Уроды

~ 2 ~

К седьмому классу Кот вытянулся и чуть похудел. Не иначе, Дэн заставил в качалку с ним ходить. Вместе с этим характер Кота стал совсем уж невозможным. Он мог запросто избить Шпилевского на перемене. Просто так, потому что ему скучно. Или нагрубить, если училка по литературе влепила пару за убогое сочинение. Но особое сближение у Кота случилось с Зябой. Эти два урода словно соревновались, кто сотворит самую гадкую хуйню: то пиздюков из младших классов отловят в туалете и заставят друг с другом пиздиться, то Кукушке – нашей классной – в ящик стола насрут. То купят в киоске бутылку дешевого винища, выдуют в два рыла и заблюют парту на уроке математики. А в шестом классе пришел Глаза.

Пришел и сразу влился к старшакам. На Дэна не залупался, но Кота и Зябу построил сразу. Говорили, что у него брат сидит, а сам он с центровыми района дружбу водит. Может и пиздели, кто теперь знает, но выглядел Глаза жутко.

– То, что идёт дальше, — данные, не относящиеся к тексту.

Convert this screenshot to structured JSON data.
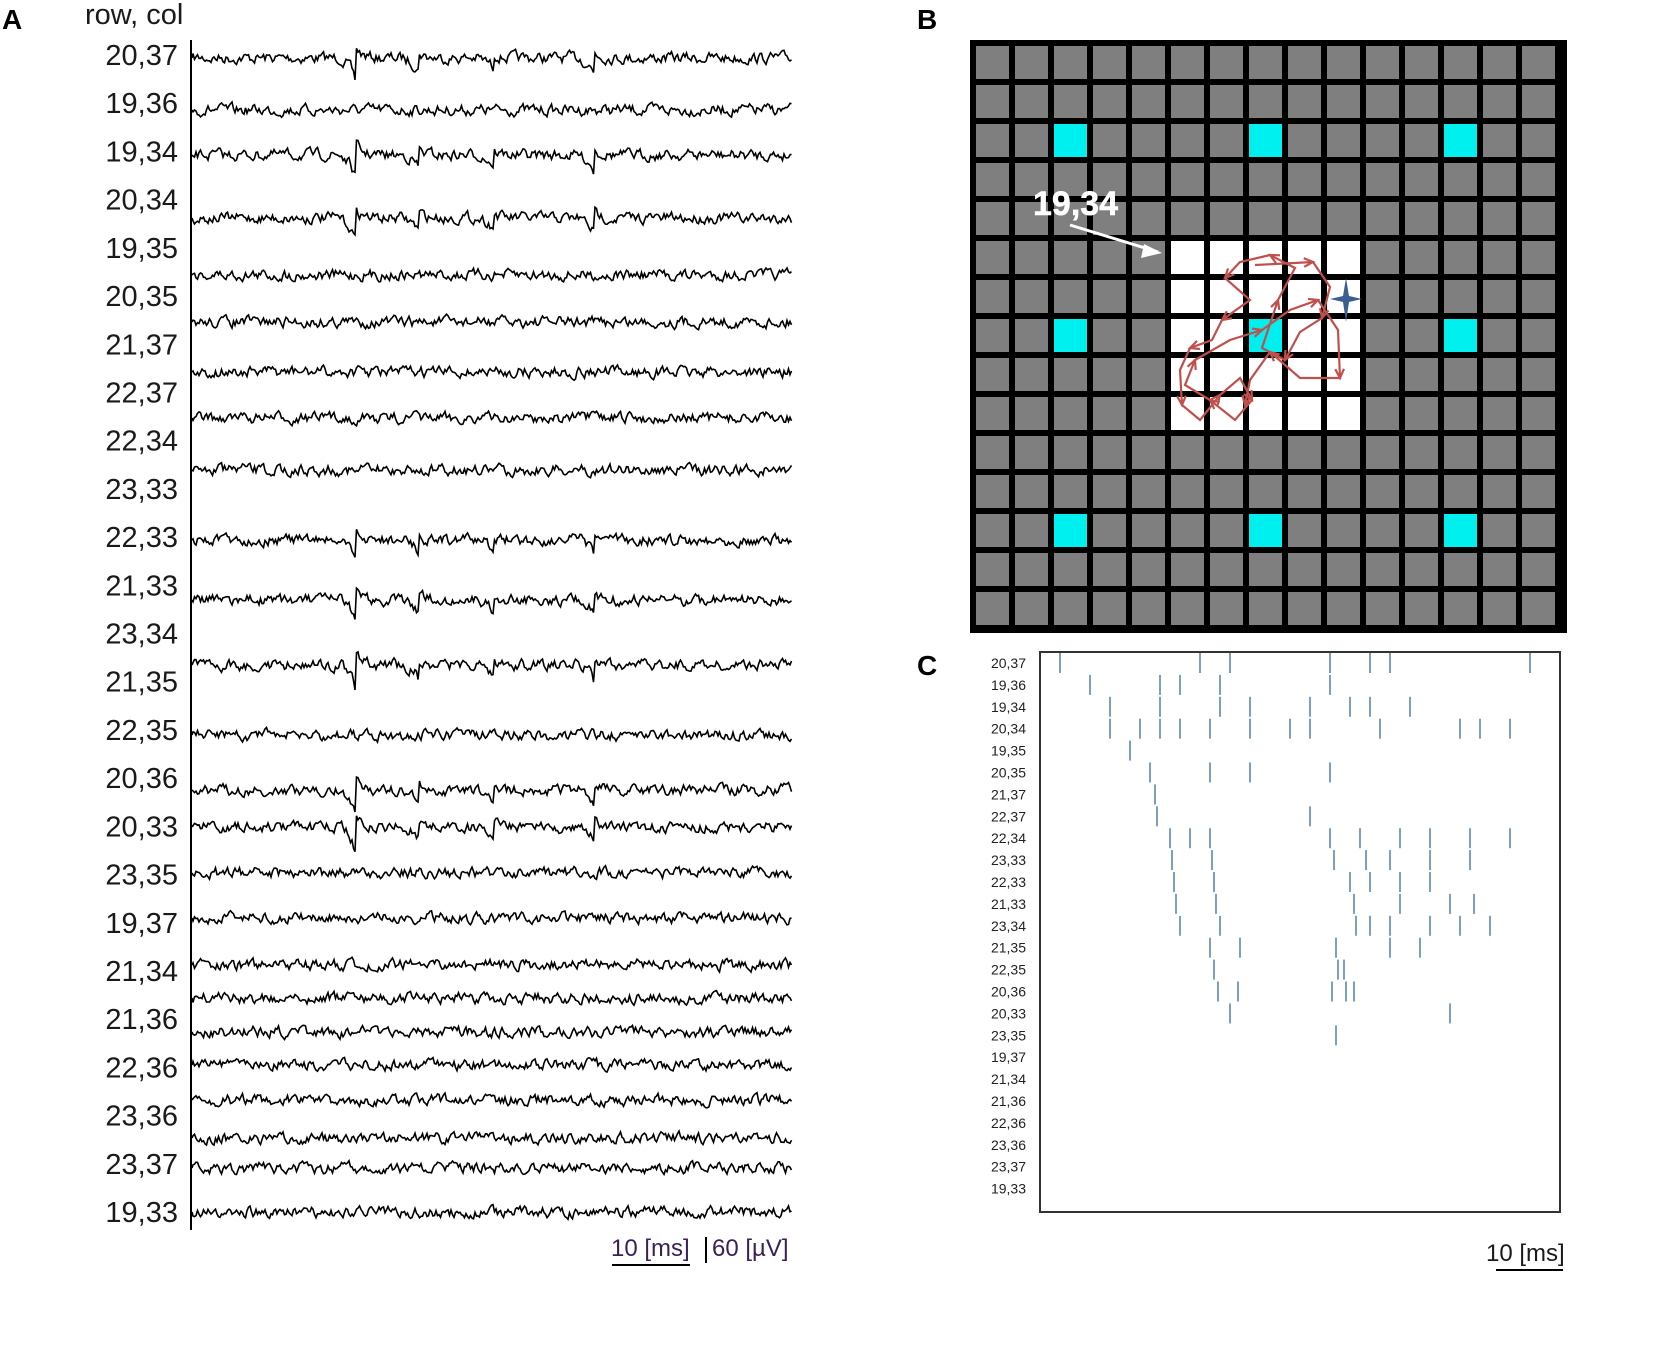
{
  "panels": {
    "A": {
      "letter": "A",
      "header": "row, col",
      "labels": [
        "20,37",
        "19,36",
        "19,34",
        "20,34",
        "19,35",
        "20,35",
        "21,37",
        "22,37",
        "22,34",
        "23,33",
        "22,33",
        "21,33",
        "23,34",
        "21,35",
        "22,35",
        "20,36",
        "20,33",
        "23,35",
        "19,37",
        "21,34",
        "21,36",
        "22,36",
        "23,36",
        "23,37",
        "19,33"
      ],
      "time_scale": "10 [ms]",
      "amp_scale": "60 [µV]"
    },
    "B": {
      "letter": "B",
      "annotation": "19,34",
      "grid_rows": 15,
      "grid_cols": 15,
      "colors": {
        "background": "#000000",
        "electrode": "#7f7f7f",
        "active": "#ffffff",
        "stimulation": "#00f0f0",
        "path": "#c0504d",
        "star": "#3b5f8f"
      },
      "stimulation_sites": [
        [
          2,
          2
        ],
        [
          2,
          7
        ],
        [
          2,
          12
        ],
        [
          7,
          2
        ],
        [
          7,
          7
        ],
        [
          7,
          12
        ],
        [
          12,
          2
        ],
        [
          12,
          7
        ],
        [
          12,
          12
        ]
      ],
      "active_sites": [
        [
          5,
          5
        ],
        [
          5,
          6
        ],
        [
          5,
          7
        ],
        [
          5,
          8
        ],
        [
          5,
          9
        ],
        [
          6,
          5
        ],
        [
          6,
          6
        ],
        [
          6,
          7
        ],
        [
          6,
          8
        ],
        [
          6,
          9
        ],
        [
          7,
          5
        ],
        [
          7,
          6
        ],
        [
          7,
          8
        ],
        [
          7,
          9
        ],
        [
          8,
          5
        ],
        [
          8,
          6
        ],
        [
          8,
          7
        ],
        [
          8,
          8
        ],
        [
          8,
          9
        ],
        [
          9,
          5
        ],
        [
          9,
          6
        ],
        [
          9,
          7
        ],
        [
          9,
          8
        ],
        [
          9,
          9
        ]
      ]
    },
    "C": {
      "letter": "C",
      "labels": [
        "20,37",
        "19,36",
        "19,34",
        "20,34",
        "19,35",
        "20,35",
        "21,37",
        "22,37",
        "22,34",
        "23,33",
        "22,33",
        "21,33",
        "23,34",
        "21,35",
        "22,35",
        "20,36",
        "20,33",
        "23,35",
        "19,37",
        "21,34",
        "21,36",
        "22,36",
        "23,36",
        "23,37",
        "19,33"
      ],
      "time_scale": "10 [ms]",
      "spike_color": "#7f9fbf",
      "spikes": [
        [
          1,
          8,
          9.5,
          14.5,
          16.5,
          17.5,
          24.5
        ],
        [
          2.5,
          6,
          7,
          9,
          14.5
        ],
        [
          3.5,
          6,
          9,
          10.5,
          13.5,
          15.5,
          16.5,
          18.5
        ],
        [
          3.5,
          5,
          6,
          7,
          8.5,
          10.5,
          12.5,
          13.5,
          17,
          21,
          22,
          23.5
        ],
        [
          4.5
        ],
        [
          5.5,
          8.5,
          10.5,
          14.5
        ],
        [
          5.75
        ],
        [
          5.85,
          13.5
        ],
        [
          6.5,
          7.5,
          8.5,
          14.5,
          16,
          18,
          19.5,
          21.5,
          23.5
        ],
        [
          6.6,
          8.6,
          14.7,
          16.3,
          17.5,
          19.5,
          21.5
        ],
        [
          6.7,
          8.7,
          15.5,
          16.5,
          18,
          19.5
        ],
        [
          6.8,
          8.8,
          15.7,
          18,
          20.5,
          21.7
        ],
        [
          7,
          9,
          15.8,
          16.5,
          17.5,
          19.5,
          21,
          22.5
        ],
        [
          8.5,
          10,
          14.8,
          17.5,
          19
        ],
        [
          8.7,
          14.9,
          15.2
        ],
        [
          8.9,
          9.9,
          14.6,
          15.3,
          15.7
        ],
        [
          9.5,
          20.5
        ],
        [
          14.8
        ]
      ]
    }
  }
}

Вроде массивный, но при том рыхлый, он напоминал мне черепаху без панциря. Даже шею вытягивал, как черепаха. Погоняло ему подарил Дэн в первый же день. Все потому, что у Глаза были натуральные рыбьи глаза – бесцветные, вылупленные и мутные. Они блестели в двух случаях: пиздят кого-то из лохов или есть что покурить и выпить. В восьмом классе появился третий случай: симпатичные девки. Глаза сразу оживлялся, если в класс вплывала Панкова, и алчно пялился на её сиськи и жопу. Зяба как-то пизданул, что он у неё трусы спиздил, когда физкультура была, а потом давал за пять рублей нюхать в туалете всем желающим.

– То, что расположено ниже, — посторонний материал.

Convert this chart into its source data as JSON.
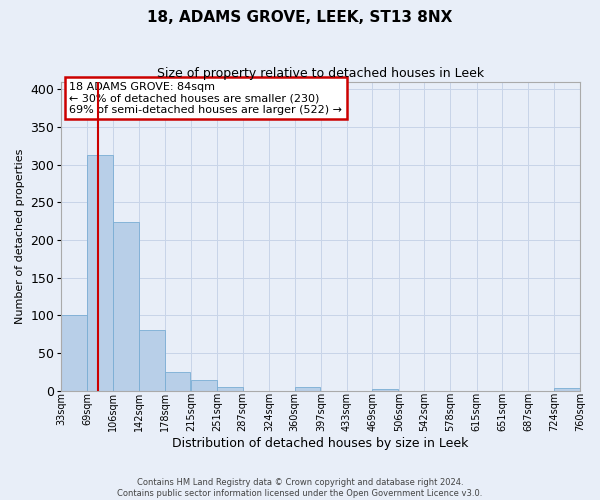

Из этой четверки меня не трогал только Дэн. Да и вообще, Дэн редко кого трогал. Если только Шпилевский, забывшись, не напрашивался на пиздюлину. Остальные творили что хотели. За исключением четвертных и годовых контрольных, за месяц до которых Дэн запрещал Коту, Зябе и Глазам трогать кого-то из нас. По одной простой причине, само собой: я шарил в истории и биологии, Шпилевский хорошо разбирался в химии и физике, а Огурцова была отличницей, что не снискало ей любви от наших баб. Без иммунитета остался только Щенков, и за месяц до контрольных он летал по школе, как ебаный теннисный мячик. Впрочем, как и всегда.

Сразу после седьмого класса я заявился к родителям и сказал им, что хочу в другую школу. Но хуй там плавал. Папка работал на заводе, мама тоже не собиралась съезжать, потому что через два двора от нас жила её мать, моя бабка. Проспиртованная старуха, тугая на два уха и редкостная дрянь. Как-то раз напиздела родителям, что я у неё «похоронные» тиснул. А я в душе не ебал, где она хранит свою мелочь, но пизды получил. Виной всему выменянный у Шпилевского комикс про черепашек-ниндзя. Родители посчитали, что я его не выменял, а купил на украденные деньги. Пизды я получил, а через месяц выяснилось, что бабка обманула. Папка нашел пакет с её заначкой, когда вытаскивал обоссанный матрас на помойку. Извинений не последовало. Сказали, что не все взял, а часть, чтобы не засыпаться. Но мне уже было похуй. На все родительские просьбы навестить бабушку или помочь убраться в её хате я мотал головой и даже под угрозой пиздюлей не менял решение.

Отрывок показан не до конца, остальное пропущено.